Ainda a Normandia

É preciso realmente tirar o chapéu para a França e para os franceses. Não sei se os traumas vividos pelo novato na Itália têm algo a ver com isso, mas o fato é que estes últimos 5 dias na França, mais especificamente na Normandia, estão sendo muito bons.

Em todos os contatos até agora, o povo francês têm se mostrado muito educado e atencioso. Diferente do que ouvi de alguém uma vez, ninguém até agora ficou irritado comigo por eu não falar francês. As pessoas em geral entendem que você não fala a língua deles e conversam em inglês o suficiente para manter a comunicação (pelo menos aqui na Normandia). Ah, e algo bonito de se ver é as pessoas se cumprimentando nas ruas, nas entradas dos estabelecimentos comerciais, dizendo bonjour, mercy e au revour pra você, mesmo que você seja um completo estranho.

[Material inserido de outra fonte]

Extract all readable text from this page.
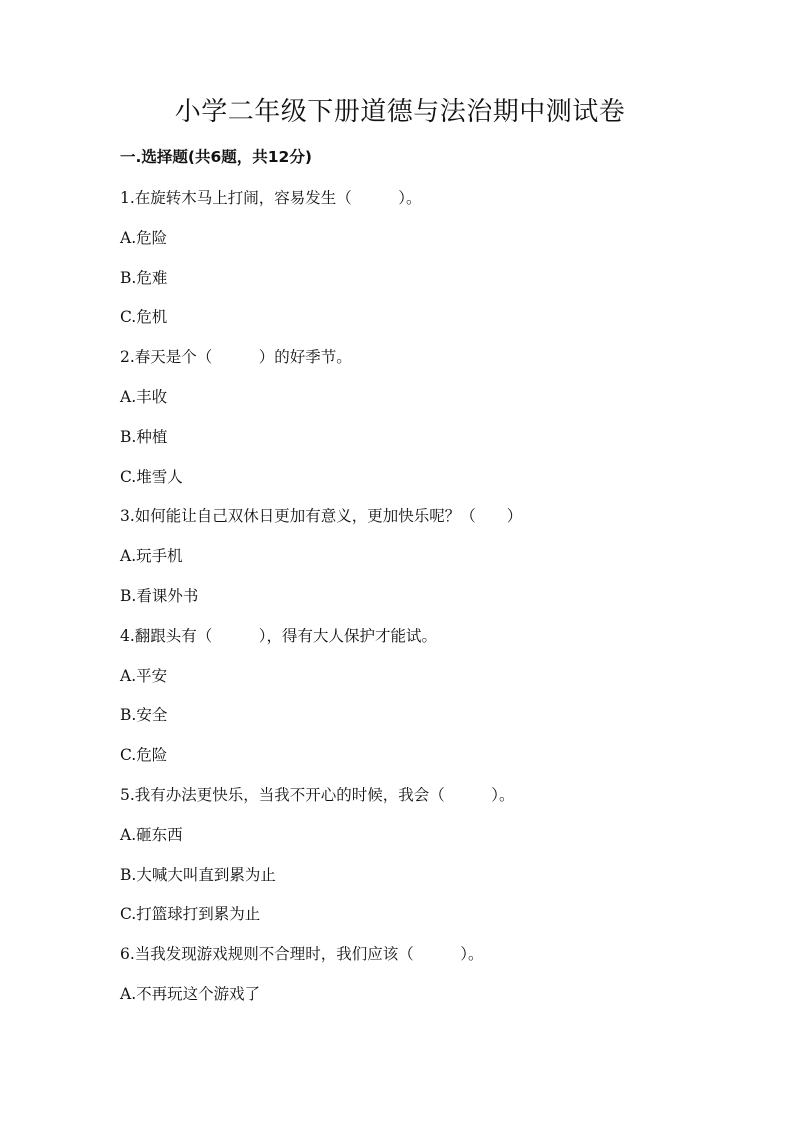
小学二年级下册道德与法治期中测试卷
一.选择题(共6题，共12分)
1.在旋转木马上打闹，容易发生（　　　）。
A.危险
B.危难
C.危机
2.春天是个（　　　）的好季节。
A.丰收
B.种植
C.堆雪人
3.如何能让自己双休日更加有意义，更加快乐呢？（　　）
A.玩手机
B.看课外书
4.翻跟头有（　　　），得有大人保护才能试。
A.平安
B.安全
C.危险
5.我有办法更快乐，当我不开心的时候，我会（　　　）。
A.砸东西
B.大喊大叫直到累为止
C.打篮球打到累为止
6.当我发现游戏规则不合理时，我们应该（　　　）。
A.不再玩这个游戏了
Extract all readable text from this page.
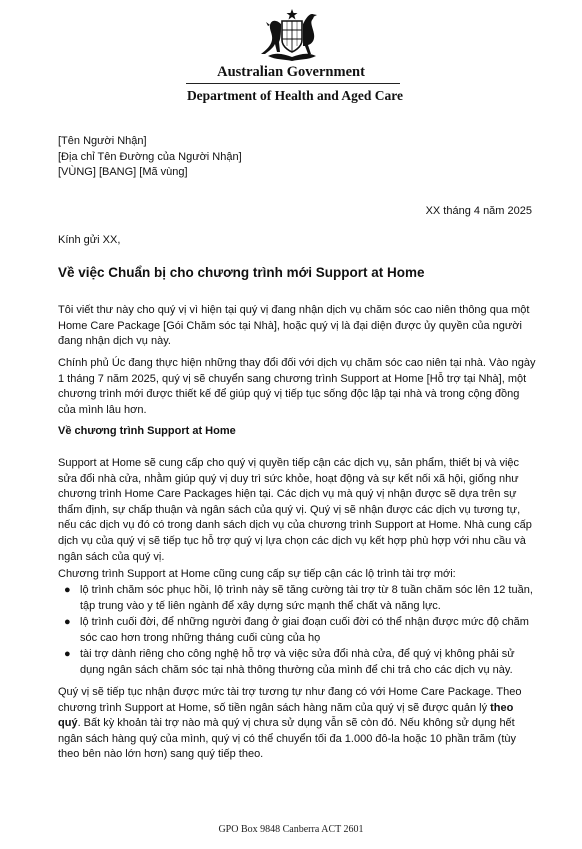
Australian Government
Department of Health and Aged Care
[Tên Người Nhận]
[Địa chỉ Tên Đường của Người Nhận]
[VÙNG] [BANG] [Mã vùng]
XX tháng 4 năm 2025
Kính gửi XX,
Về việc Chuẩn bị cho chương trình mới Support at Home

Tôi viết thư này cho quý vị vì hiện tại quý vị đang nhận dịch vụ chăm sóc cao niên thông qua một Home Care Package [Gói Chăm sóc tại Nhà], hoặc quý vị là đại diện được ủy quyền của người đang nhận dịch vụ này.

Chính phủ Úc đang thực hiện những thay đổi đối với dịch vụ chăm sóc cao niên tại nhà. Vào ngày 1 tháng 7 năm 2025, quý vị sẽ chuyển sang chương trình Support at Home [Hỗ trợ tại Nhà], một chương trình mới được thiết kế để giúp quý vị tiếp tục sống độc lập tại nhà và trong cộng đồng của mình lâu hơn.

Về chương trình Support at Home

Support at Home sẽ cung cấp cho quý vị quyền tiếp cận các dịch vụ, sản phẩm, thiết bị và việc sửa đổi nhà cửa, nhằm giúp quý vị duy trì sức khỏe, hoạt động và sự kết nối xã hội, giống như chương trình Home Care Packages hiện tại. Các dịch vụ mà quý vị nhận được sẽ dựa trên sự thẩm định, sự chấp thuận và ngân sách của quý vị. Quý vị sẽ nhận được các dịch vụ tương tự, nếu các dịch vụ đó có trong danh sách dịch vụ của chương trình Support at Home. Nhà cung cấp dịch vụ của quý vị sẽ tiếp tục hỗ trợ quý vị lựa chọn các dịch vụ kết hợp phù hợp với nhu cầu và ngân sách của quý vị.

Chương trình Support at Home cũng cung cấp sự tiếp cận các lộ trình tài trợ mới:

● lộ trình chăm sóc phục hồi, lộ trình này sẽ tăng cường tài trợ từ 8 tuần chăm sóc lên 12 tuần, tập trung vào y tế liên ngành để xây dựng sức mạnh thể chất và năng lực.
● lộ trình cuối đời, để những người đang ở giai đoạn cuối đời có thể nhận được mức độ chăm sóc cao hơn trong những tháng cuối cùng của họ
● tài trợ dành riêng cho công nghệ hỗ trợ và việc sửa đổi nhà cửa, để quý vị không phải sử dụng ngân sách chăm sóc tại nhà thông thường của mình để chi trả cho các dịch vụ này.

Quý vị sẽ tiếp tục nhận được mức tài trợ tương tự như đang có với Home Care Package. Theo chương trình Support at Home, số tiền ngân sách hàng năm của quý vị sẽ được quản lý theo quý. Bất kỳ khoản tài trợ nào mà quý vị chưa sử dụng vẫn sẽ còn đó. Nếu không sử dụng hết ngân sách hàng quý của mình, quý vị có thể chuyển tối đa 1.000 đô-la hoặc 10 phần trăm (tùy theo bên nào lớn hơn) sang quý tiếp theo.

GPO Box 9848 Canberra ACT 2601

Hoje o dia envolveu um longo tour de carro, mas com a visita a lugares muito interessantes, sendo que os três pontos altos foram um castelo medieval, as falésias na Normandia e uma pequena cidade francesa do século XI devidamente conservada (para fins turísticos, é claro).
As ruínas do Chateau de Gallard, um castelo medieval construído pelo Rei Ricardo Coração de Leão no final do século XII, é um local incrível de se visitar, principalmente pela vista que se tem a partir do mesmo. O castelo fica no cume de um alto monte, dando uma visão privilegiada do Rio Siena e do vale que virtualmente é o portão de entrada da Normandia. Em um período quando a Normandia era um território independente, muito cobiçado pelos ingleses, o castelo constituia um ponto militar altamente estratégico, mas que não prevaleceu por muito tempo. Logo após a morte do Rei Ricardo, os franceses avançaram sobre a Normandia, tomando o castelo e pouco depois o destruindo parcialmente. Hoje, suas ruinas permanecem como patrimônio cultural e realmente vale a pena visitá-las.

As falésias da Normandia são famosas, e o ponto de visitação das mesmas permite uma visão memorável de boa parte de sua extensão na costa norte da França. Infelizmente, devido à neblina baixa, as fotos não retratam tão bem o cenário que se vislumbra: um imenso despinhadeiro dando direto para o mar. A gente está tão acostumado com praias que uma visão como essa encanta à primeira vista.

O último ponto de visitação é uma pequena cidade francesa, quase uma vila, chamada Honfleur, próxima La Havre, que por sua vez abriga um dos maiores portos da França. Honfleur é uma charmosa cidadezinha devidamente conservado para apresentar aos turistas uma boa idéia de como eram os vilarejos franceses no passado, e ao mesmo tempo vender tudo o que for possível em termos de souveniers e produtos típicos da região, dos quais se destacam os doces, os queijos e as bebidas destiladas. O local é famoso por ter servido de inspiração a renomados artistas franceses, entre eles Monet, o mestre do Impressionismo. Confesso que à primeira vista o local não me chamou muito a atenção, mas depois de uma caminhada a gente começa a apreciar os detalhes das construções antigas, como uma igreja erguida em madeira rústica. Honfleur também foi no passado um porto às margens do Siena, e assim concentra diversos barcos pequenos (muitos deles com certeza de turistas), o que dá um charme ainda maior ao vilarejo, tornando a visita muito aprazível.

E a viagem pela França continua até sábado. É o último país na epopéia do novato, assim, o lema é aproveitar ao máximo. Ainda nos próximos dias, Paris e o Louvre!